A palestra admirável, que valera por aula inesquecível no ânimo dos ouvintes, foi
repentinamente interrompida pelo abraço de Ambrósio e Priscila, que aguardavam os
peregrinos fora das portas.
Saudações, bênçãos, votos, alegrias.
O serviço religioso no lar se revestiu das características do Evangelho em casa, nos
domicílios cristãos da Terra.
Havia, porém, ali, naquela tenda simples, valioso trabalho de extensão do apoio
espiritual aos amigos sofredores da vizinhança.

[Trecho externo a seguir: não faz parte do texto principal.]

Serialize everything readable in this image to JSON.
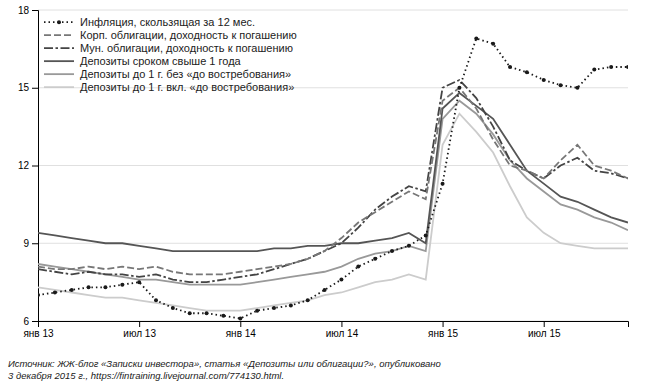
{
  "chart_data": {
    "type": "line",
    "source": "Источник: ЖЖ-блог «Записки инвестора», статья «Депозиты или облигации?», опубликовано\n3 декабря 2015 г., https://fintraining.livejournal.com/774130.html.",
    "categories": [
      "янв 13",
      null,
      null,
      null,
      null,
      null,
      "июл 13",
      null,
      null,
      null,
      null,
      null,
      "янв 14",
      null,
      null,
      null,
      null,
      null,
      "июл 14",
      null,
      null,
      null,
      null,
      null,
      "янв 15",
      null,
      null,
      null,
      null,
      null,
      "июл 15",
      null,
      null,
      null,
      null,
      null
    ],
    "ylim": [
      6,
      18
    ],
    "yticks": [
      6,
      9,
      12,
      15,
      18
    ],
    "grid": true,
    "legend": "upper left",
    "series": [
      {
        "name": "Инфляция, скользящая за 12 мес.",
        "color": "#1a1a1a",
        "line_style": "dotted",
        "marker": "circle",
        "values": [
          7.0,
          7.1,
          7.2,
          7.3,
          7.3,
          7.4,
          7.5,
          6.8,
          6.5,
          6.3,
          6.3,
          6.2,
          6.1,
          6.4,
          6.5,
          6.6,
          6.8,
          7.2,
          7.6,
          8.1,
          8.4,
          8.7,
          8.9,
          9.3,
          11.3,
          15.0,
          16.9,
          16.7,
          15.8,
          15.6,
          15.3,
          15.1,
          15.0,
          15.7,
          15.8,
          15.8
        ]
      },
      {
        "name": "Корп. облигации, доходность к погашению",
        "color": "#777777",
        "line_style": "dashed",
        "values": [
          8.1,
          8.0,
          8.0,
          8.1,
          8.0,
          8.1,
          8.0,
          8.1,
          7.9,
          7.8,
          7.8,
          7.8,
          7.9,
          8.0,
          8.1,
          8.2,
          8.4,
          8.7,
          9.2,
          9.8,
          10.2,
          10.6,
          11.0,
          10.7,
          14.5,
          15.0,
          14.2,
          13.0,
          12.0,
          11.8,
          11.5,
          12.2,
          12.8,
          12.0,
          11.8,
          11.5
        ]
      },
      {
        "name": "Мун. облигации, доходность к погашению",
        "color": "#444444",
        "line_style": "dashdot",
        "values": [
          8.0,
          7.9,
          7.8,
          7.9,
          7.8,
          7.8,
          7.7,
          7.8,
          7.6,
          7.5,
          7.5,
          7.6,
          7.7,
          7.8,
          8.0,
          8.2,
          8.4,
          8.7,
          9.0,
          9.6,
          10.3,
          10.8,
          11.2,
          11.0,
          15.0,
          15.3,
          14.6,
          13.5,
          12.2,
          11.8,
          11.5,
          12.0,
          12.3,
          11.8,
          11.7,
          11.5
        ]
      },
      {
        "name": "Депозиты сроком свыше 1 года",
        "color": "#555555",
        "line_style": "solid",
        "values": [
          9.4,
          9.3,
          9.2,
          9.1,
          9.0,
          9.0,
          8.9,
          8.8,
          8.7,
          8.7,
          8.7,
          8.7,
          8.7,
          8.7,
          8.8,
          8.8,
          8.9,
          8.9,
          9.0,
          9.0,
          9.1,
          9.2,
          9.4,
          9.0,
          14.2,
          14.8,
          14.3,
          13.8,
          12.8,
          11.8,
          11.3,
          10.8,
          10.6,
          10.3,
          10.0,
          9.8
        ]
      },
      {
        "name": "Депозиты до 1 г. без «до востребования»",
        "color": "#999999",
        "line_style": "solid",
        "values": [
          8.2,
          8.1,
          8.0,
          7.9,
          7.8,
          7.7,
          7.6,
          7.6,
          7.5,
          7.4,
          7.4,
          7.4,
          7.4,
          7.5,
          7.6,
          7.7,
          7.8,
          7.9,
          8.1,
          8.4,
          8.6,
          8.7,
          8.9,
          8.7,
          13.8,
          14.5,
          14.0,
          13.2,
          12.2,
          11.5,
          11.0,
          10.5,
          10.3,
          10.0,
          9.8,
          9.5
        ]
      },
      {
        "name": "Депозиты до 1 г. вкл. «до востребования»",
        "color": "#cccccc",
        "line_style": "solid",
        "values": [
          7.3,
          7.2,
          7.1,
          7.0,
          6.9,
          6.9,
          6.8,
          6.7,
          6.6,
          6.5,
          6.4,
          6.4,
          6.4,
          6.5,
          6.6,
          6.7,
          6.8,
          7.0,
          7.1,
          7.3,
          7.5,
          7.6,
          7.8,
          7.6,
          12.8,
          14.0,
          13.3,
          12.5,
          11.2,
          10.0,
          9.4,
          9.0,
          8.9,
          8.8,
          8.8,
          8.8
        ]
      }
    ]
  }
}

Vinte e duas entidades, das quais vinte mulheres e dois homens, tinham vindo do
grande nevoeiro próximo, a fim de ouvirem a palavra do Irmão Cláudio, entremostrando
anseios de tranquilidade e transformação.
Desdobraram-se as tarefas nos moldes das reuniões evangélicas do mundo,
suplementadas pela conhecida orientação espírita-cristã, portadora da interpretação
respeitosa, mas livre, dos ensinamentos do Senhor.
Na fase terminal, passes de reconforto e mensagens de esclarecimento, advertência e
ternura.
Ocasiões de serviços repontaram do quadro para Ernesto e Evelina, que, por
designação do orientador, suavizaram os padecimentos de duas das irmãs visitantes, a se
cobrirem de lágrimas, depois dos comentários ouvidos.
Toda a equipe se dedicava a conversação edificante, às despedidas, acompanhando os
frequentadores humildes da sementeira evangélica, fora da casa, quando, emergindo da
névoa, compacto grupo de Espíritos zombeteiros e dementados apareceu.
Explodiram impropérios, entremeados de vaias e ditos chulos.
Prevenindo, especialmente aos dois recrutas, Cláudio avisou:
– Não se aflijam. A ocorrência é normal...
– Patifes! Sumam, sumam daqui!2 – rugiu um dos atacantes de vozeirão descomunal. –
Não queremos sermões, nem encomendamos conselhos.
Amainando a saraivada de insultos, Cláudio tomou a palavra e falou alto, sem alterar-
se:
– Irmãos!... Para aqueles de vós que desejais vida nova com Jesus, somos companheiros
mais íntimos desde agora!... Vinde à verdadeira libertação! Unamo-nos em Cristo!...
– Hipócritas!... – reagiu a mesma voz troante, seguida pelas gargalhadas irônicas de
muitos – nada temos com Jesus!... Mascarados! Vocês todos são iguais a nós, vestidos na
capa de santarrões!... Nós é que podemos chamar vocês para a liberdade!... Larguem as asas
de barro!... Anjos cotós! Cães enfeitados!... Vocês são tão humanos, quanto nós mesmos!... Se
são corajosos, deixem de ser burros velhos no freio da disciplina e venham ser livres como
somos!...
Dito isso, a malta avançou sobre o grupo fraterno, mas Cláudio, evidentemente em
oração, ergueu a destra e um fio de luz cortou o pequeno espaço que isolava os agressores.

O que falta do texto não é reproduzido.